Diğer edebiyat cadıları gibi salt bir yazar değildir Le Guin. Aynı zamanda kadın hakları savunucusu bir feminist, dünyayı barışçıl yoldan değiştirip dönüştürmeyi hedefleyen pasifist bir anarşist, Doğu felsefesinden etkilenen taocu bir bilge, analitik psikolojiye ilgi duyan bir Jungcu, doğaya ve çevreye duyarlı bir ekolojisttir. Kısaca hayatın her alanına dair düşünen, sorgulayan, okuyan, araştıran nadide bir entelektüeldir. Bilimsel gelişmeleri çok yakından takip eden, tarih, mitoloji, sosyoloji, antropoloji gibi farklı disiplinlerden yararlanan çok yönlü bir sanatçıdır o. Bu yüzden yazdıkları, ne Bilimkurgu Edebiyatı ne Fantastik Edebiyat ne de başka tanımlarla sınırlandırılabilir. O, edebiyatın her yerindedir. O, pek az yazara nasip olan müthiş hayal gücü ve hatırı sayılır birikimiyle tüm zamanların en yaratıcı kitaplarını yazan Ursula K.Le Guin’dir.  

Ursula K. Le Guin, elbette Bilimkurgu ve Fantastik Edebiyatın “ilk kadın yazarı” değildir ama bu alanlarda müthiş değişimler yaratan ilklerin yazarıdır.

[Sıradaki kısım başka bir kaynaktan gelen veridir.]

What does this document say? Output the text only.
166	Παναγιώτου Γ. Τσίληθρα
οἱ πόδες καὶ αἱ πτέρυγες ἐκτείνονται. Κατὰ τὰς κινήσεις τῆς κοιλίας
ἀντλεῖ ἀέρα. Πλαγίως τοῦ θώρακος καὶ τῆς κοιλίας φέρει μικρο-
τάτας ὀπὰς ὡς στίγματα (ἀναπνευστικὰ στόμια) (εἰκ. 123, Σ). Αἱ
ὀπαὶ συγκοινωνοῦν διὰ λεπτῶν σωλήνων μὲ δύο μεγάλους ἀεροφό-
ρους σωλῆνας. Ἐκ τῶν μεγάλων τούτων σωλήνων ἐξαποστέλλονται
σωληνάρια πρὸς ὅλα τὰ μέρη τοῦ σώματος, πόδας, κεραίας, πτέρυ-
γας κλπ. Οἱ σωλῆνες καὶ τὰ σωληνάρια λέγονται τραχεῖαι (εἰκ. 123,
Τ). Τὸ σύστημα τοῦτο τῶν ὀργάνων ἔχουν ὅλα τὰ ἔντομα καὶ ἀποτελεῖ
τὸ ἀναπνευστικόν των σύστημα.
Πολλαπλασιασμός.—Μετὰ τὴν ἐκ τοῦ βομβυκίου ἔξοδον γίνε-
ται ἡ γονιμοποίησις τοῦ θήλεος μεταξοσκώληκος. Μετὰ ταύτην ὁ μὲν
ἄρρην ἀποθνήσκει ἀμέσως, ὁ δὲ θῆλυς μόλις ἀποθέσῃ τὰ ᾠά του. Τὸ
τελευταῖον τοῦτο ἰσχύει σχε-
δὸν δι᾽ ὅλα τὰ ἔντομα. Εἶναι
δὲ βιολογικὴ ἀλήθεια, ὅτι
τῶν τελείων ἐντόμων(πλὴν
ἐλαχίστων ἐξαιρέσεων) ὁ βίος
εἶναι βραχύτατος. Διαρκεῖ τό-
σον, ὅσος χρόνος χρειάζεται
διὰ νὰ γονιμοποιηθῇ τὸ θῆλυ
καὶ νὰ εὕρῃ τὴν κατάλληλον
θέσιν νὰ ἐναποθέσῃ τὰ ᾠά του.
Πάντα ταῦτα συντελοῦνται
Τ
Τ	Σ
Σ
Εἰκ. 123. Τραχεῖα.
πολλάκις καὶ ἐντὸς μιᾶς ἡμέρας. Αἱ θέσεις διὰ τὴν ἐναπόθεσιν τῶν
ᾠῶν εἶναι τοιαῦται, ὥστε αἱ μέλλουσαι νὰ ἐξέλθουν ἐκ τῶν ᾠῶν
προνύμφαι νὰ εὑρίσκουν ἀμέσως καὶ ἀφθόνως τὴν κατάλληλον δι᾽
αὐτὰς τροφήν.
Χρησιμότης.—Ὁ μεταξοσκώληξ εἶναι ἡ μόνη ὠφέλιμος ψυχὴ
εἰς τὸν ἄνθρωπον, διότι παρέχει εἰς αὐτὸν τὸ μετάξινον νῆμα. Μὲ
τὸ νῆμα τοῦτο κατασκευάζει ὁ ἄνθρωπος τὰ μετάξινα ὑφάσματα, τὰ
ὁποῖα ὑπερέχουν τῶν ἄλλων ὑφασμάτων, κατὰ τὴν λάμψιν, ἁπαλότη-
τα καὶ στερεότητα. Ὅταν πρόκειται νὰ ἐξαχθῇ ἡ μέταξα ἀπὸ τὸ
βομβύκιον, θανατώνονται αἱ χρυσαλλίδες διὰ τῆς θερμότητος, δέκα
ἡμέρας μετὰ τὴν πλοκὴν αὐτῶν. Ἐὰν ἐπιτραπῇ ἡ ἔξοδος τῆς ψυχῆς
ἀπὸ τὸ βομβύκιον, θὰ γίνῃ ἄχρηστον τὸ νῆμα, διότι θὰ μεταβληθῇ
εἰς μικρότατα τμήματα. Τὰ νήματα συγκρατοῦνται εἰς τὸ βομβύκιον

Ondan önce Bilimkurgu ve Fantastik Edebiyat, edebiyat kanonları tarafından pek de ciddiye alınan türler olarak görülmüyordu. Daha çok gerçekçi romanlar, halis edebiyat olarak baş tacı ediliyordu. İşte Le Guin, her şeyden önce bu ön yargıya meydan okumuştur.  Aslında tam da ön yargı denemez. Bu düşüncenin oluşmasında o alanda yazan yazarların da kuşkusuz payı vardı. Çünkü o zamana kadar Fantastik Edebiyatta, kendisinin de büyük hayranlık duyduğu, Hobbit ve Yüzüklerin Efendisi’nin yazarı ve bu alanın kurucusu J.R.R. Tolkien; Bilimkurgu Edebiyatında ise Android’ler Elektrikli Koyun Düşler Mi? ya da Ubik gibi şaheserleri yazan Philip K. Dick dışında, bu alanlarda “edebi” eserler veren yazarlar ortaya çıkmamıştı. (Yevgeni Zamyatin, Aldous Huxley, George Orwell gibi yazarlar, Distopik Kurgu Edebiyatına dahil edilmiştir.) O zamana kadar, Bilimkurgu ve Fantastik Edebiyat alanında yazanlar, dile ve estetiğe önem vermeden sadece bilimin teknoloji yönünü ön plana çıkaran romanlar yazmışlardı. Teknolojik avantajı, ahlaki bir üstünlük zanneden bir takım bilimperest yazarlardır onlar. “Yüksek teknokrasi emperyalizmi, kibri açısından eski ırkçı emperyalizme denktir,” der bir yazısında Le Guin. Onunsa Bilimkurgu ve Fantastik Edebiyatta sevdiği ve uyguladığı yönler şunlardır: Canlılık, genişlik, hayal gücünün kılı kırk yarması; oyunculuk, çeşitlilik ve mecaz gücü; geleneksel edebi beklentiler ve üsluplardan azadelik; ahlaki ciddiyet; akıl; heyecan vericilik ve güzellik.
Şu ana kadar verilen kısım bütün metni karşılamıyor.